You will know a bad one when the tip comes in. Sunday’s grenade attack on a crusade at Uhuru Park doesn’t come any worse.
I knew we were in trouble when I heard that an explosion had gone off in New York in 2001.
Just like I knew that life would never be the same again when, one morning, I saw files from the Teachers Service Commission blown miles into the air in 1998.
So when our News Editor told me somebody had lobbed a grenade into a crowd of crusade goers, I knew at that moment that something had changed our country forever.
Sunday on any newspaper in the world, is not a good bomb day. It’s not a big story day. It’s a slow day because there is no news.
It’s the day when everybody, with the exception of a select few blood-sucking serial killers, take the day off.
We took a taxi to Uhuru Park to see what was going on. It was dark when we got there.
There were a couple of ambulances and Margaret Wanjiru, with her security, was going round to see if anyone needed to be taken to hospital.
William Ruto was giving a press statement next to his car.

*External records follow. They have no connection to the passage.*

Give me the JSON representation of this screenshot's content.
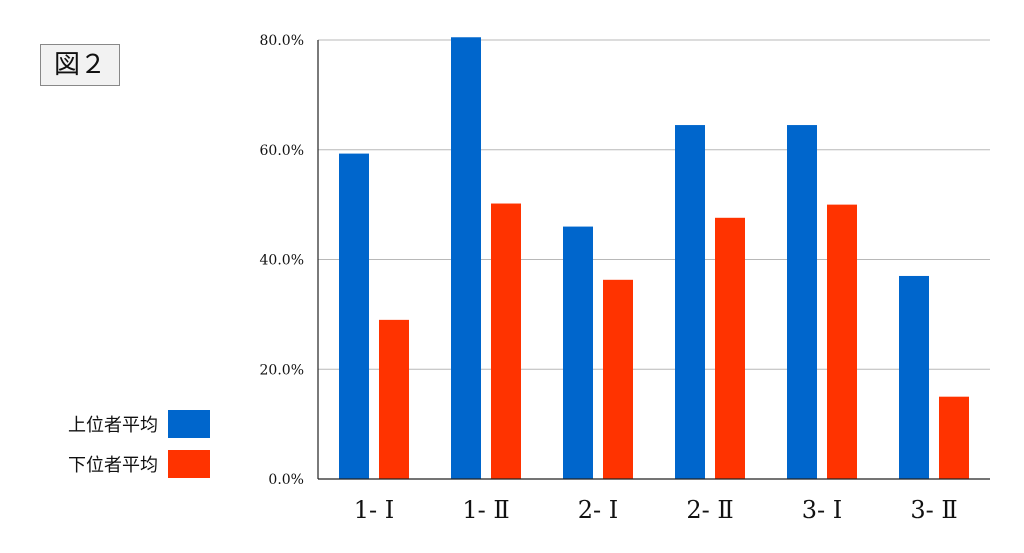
{
  "figure_label": "図２",
  "chart_data": {
    "type": "bar",
    "categories": [
      "1- Ⅰ",
      "1- Ⅱ",
      "2- Ⅰ",
      "2- Ⅱ",
      "3- Ⅰ",
      "3- Ⅱ"
    ],
    "series": [
      {
        "name": "上位者平均",
        "color": "#0066cc",
        "values": [
          59.3,
          80.5,
          46.0,
          64.5,
          64.5,
          37.0
        ]
      },
      {
        "name": "下位者平均",
        "color": "#ff3300",
        "values": [
          29.0,
          50.2,
          36.3,
          47.6,
          50.0,
          15.0
        ]
      }
    ],
    "yticks": [
      "0.0%",
      "20.0%",
      "40.0%",
      "60.0%",
      "80.0%"
    ],
    "ylim": [
      0,
      80
    ],
    "grid": true,
    "legend_position": "left"
  }
}
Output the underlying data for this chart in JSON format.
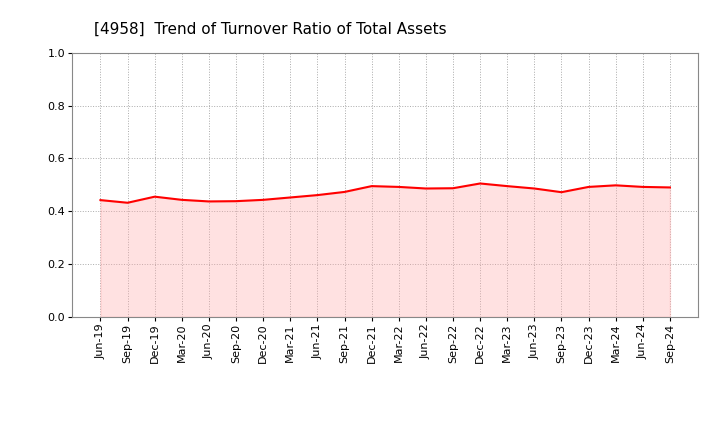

A few hardy crusade-goers were hanging around, swearing that they would stay until they were all killed.
A grenade is a fragmentation weapon, so we were hoping for evidence of injuries scattered all over.
We saw blood and shoes and a hole in the grass. But it was only on viewing the raw footage that we got a sense of the magnitude.
For every inaccurate report in the newspaper, there is a chain of people who have lied and misled the press.
An official I called told me only 24 people had been hurt. Complete disinformation. Our reporter had physically counted 75 patients.
Doctors confirmed that three had died while undergoing treatment and three had succumbed before admission.
Finally, officials speculated that it was a home-made device, made from party crackers. This is what we told Kenyans who read our early editions.
We are surrounded by liars. The government does not hire people to give information to the media. It hires liars to mislead the media.